A lesão posterossuperior da cabeça do úmero associada à luxação glenoumeral foi descrita por Hill e Sachs em 1940[1] e desde então tem ganhado importância crescente na avaliação da instabilidade anterior do ombro. Sua incidência de 47% após primoluxações pode aumentar para até 84% nos quadros de luxação anterior recidivante[2] [3] e sua participação na recidiva das luxações anteriores e na falha do tratamento após reparo isolado da lesão essencial de Bankart já é amplamente reconhecida.

Burkhart e De Beer[4] descreveram o termo engaging Hill-Sachs para as fraturas por impacção que, por sua profundidade e orientação, permitem seu encaixe na borda da glenoide na posição de abdução e rotação lateral. Yamamoto et al.[5] aprimoraram esse conceito através do glenoid track, que permitiu avaliar, com o uso de estudo tomográfico pré-operatório, se a lesão de Hill-Sachs se expõe ou não ao risco de engaging na borda da glenoide.

Junto à evolução de sua importância e diagnóstico, desenvolveu-se também sua abordagem terapêutica. Nesse contexto, Wolf et al.[6] descreveram a técnica artroscópica de preenchimento da lesão com cápsula posterior e tendão do infraespinal, tornaram-na extra-articular e impediram o engaging. Essa técnica foi intitulada remplissage, que, em português, significa preenchimento.

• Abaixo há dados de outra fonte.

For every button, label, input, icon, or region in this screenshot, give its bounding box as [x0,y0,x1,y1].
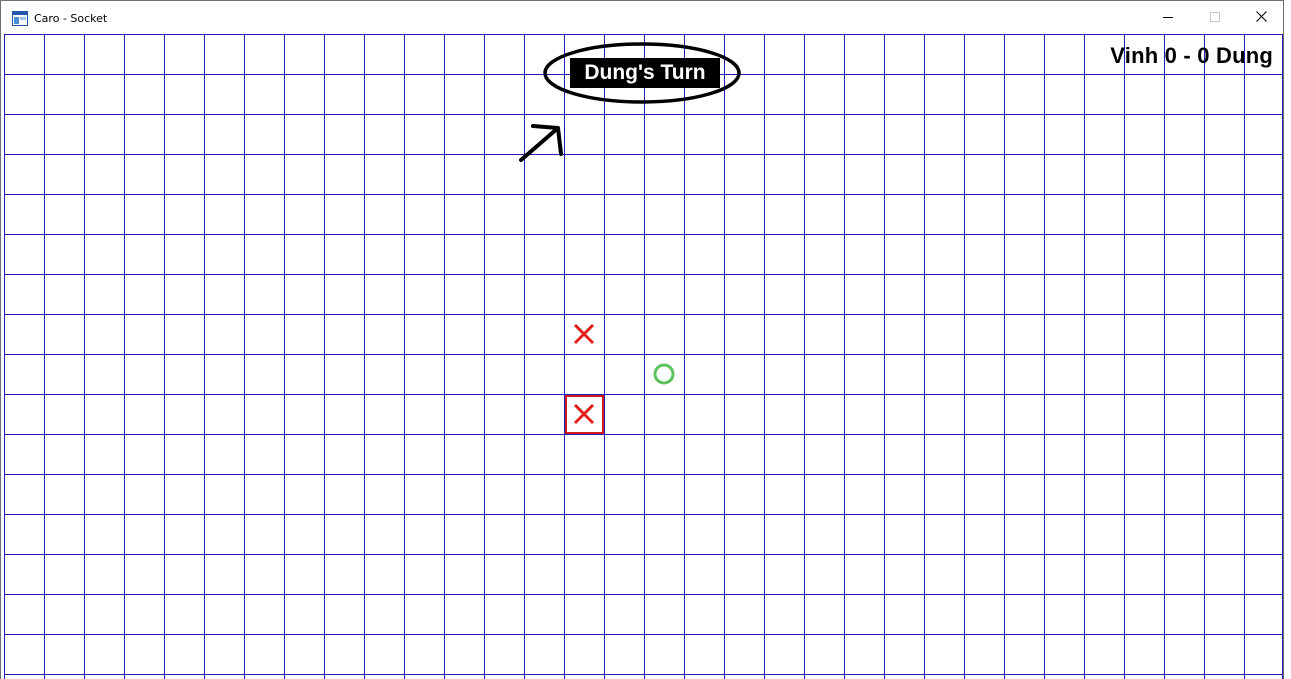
o-mark-icon [645,355,683,393]
turn-label: Dung's Turn [570,58,720,88]
x-mark-icon [565,395,603,433]
game-board[interactable] [4,34,1283,679]
close-icon [1255,9,1267,27]
minimize-icon [1163,9,1173,27]
maximize-button[interactable] [1192,1,1238,34]
score-display: Vinh 0 - 0 Dung [1110,43,1273,68]
close-button[interactable] [1238,1,1284,34]
arrow-icon [519,124,563,162]
title-bar[interactable]: Caro - Socket [1,1,1283,34]
minimize-button[interactable] [1145,1,1191,34]
maximize-icon [1210,9,1220,27]
board-edge [1282,34,1283,679]
window-title: Caro - Socket [34,12,108,25]
x-mark-icon [565,315,603,353]
window-icon [12,11,28,26]
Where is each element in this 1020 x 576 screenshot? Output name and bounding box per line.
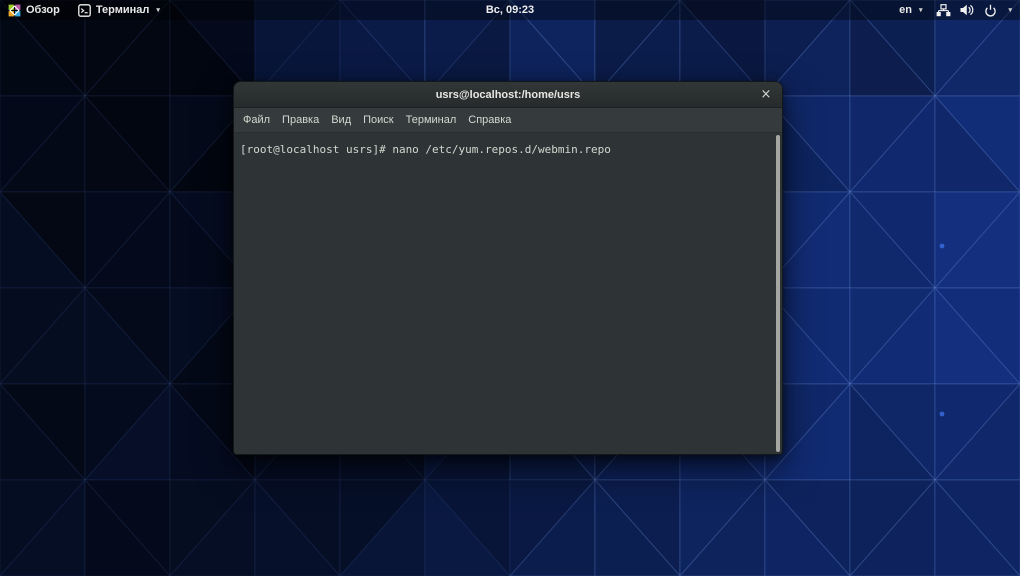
top-bar-left: Обзор Терминал ▾ [8, 0, 160, 20]
clock-button[interactable]: Вс, 09:23 [486, 0, 534, 20]
network-icon [936, 3, 951, 17]
terminal-window: usrs@localhost:/home/usrs × Файл Правка … [233, 81, 783, 455]
terminal-prompt-line: [root@localhost usrs]# nano /etc/yum.rep… [240, 143, 611, 156]
scrollbar-thumb[interactable] [776, 135, 780, 452]
chevron-down-icon: ▾ [1008, 6, 1012, 14]
app-menu-button[interactable]: Терминал ▾ [77, 0, 160, 20]
terminal-content[interactable]: [root@localhost usrs]# nano /etc/yum.rep… [234, 133, 782, 454]
window-title: usrs@localhost:/home/usrs [435, 88, 581, 101]
menu-item-view[interactable]: Вид [325, 112, 357, 128]
keyboard-layout-button[interactable]: en ▾ [899, 0, 922, 20]
menu-item-search[interactable]: Поиск [357, 112, 399, 128]
chevron-down-icon: ▾ [918, 6, 923, 14]
chevron-down-icon: ▾ [156, 6, 160, 14]
menu-item-help[interactable]: Справка [462, 112, 517, 128]
menu-item-file[interactable]: Файл [237, 112, 276, 128]
close-button[interactable]: × [756, 82, 776, 107]
menu-item-edit[interactable]: Правка [276, 112, 325, 128]
power-icon [984, 4, 997, 17]
top-bar-right: en ▾ ▾ [899, 0, 1012, 20]
app-menu-label: Терминал [95, 4, 150, 16]
distro-logo-icon [8, 4, 21, 17]
volume-icon [960, 4, 975, 16]
terminal-app-icon [77, 3, 91, 17]
menu-item-terminal[interactable]: Терминал [400, 112, 463, 128]
top-bar: Обзор Терминал ▾ Вс, 09:23 en ▾ ▾ [0, 0, 1020, 20]
activities-button[interactable]: Обзор [8, 0, 60, 20]
system-menu-button[interactable]: ▾ [936, 3, 1012, 17]
window-titlebar[interactable]: usrs@localhost:/home/usrs × [234, 82, 782, 108]
keyboard-layout-label: en [899, 4, 912, 16]
activities-label: Обзор [26, 4, 60, 16]
menu-bar: Файл Правка Вид Поиск Терминал Справка [234, 108, 782, 133]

O presente estudo tem por objetivo:

  • Avaliar o resultado funcional da técnica de remplissage;

  • Avaliar a cicatrização da capsulotenodese no defeito de Hill-Sachs;

  • Avaliar o grau de infiltração gordurosa do músculo infraespinal no pós-operatório;

  • Avaliar força de rotação externa do ombro no pós-operatório.

Nossa hipótese é que essa técnica promove cicatrização satisfatória da capsulotenodese posterior e excelentes resultados clínicos sem grandes repercussões na amplitude de movimento do ombro, força e qualidade do músculo infraespinal.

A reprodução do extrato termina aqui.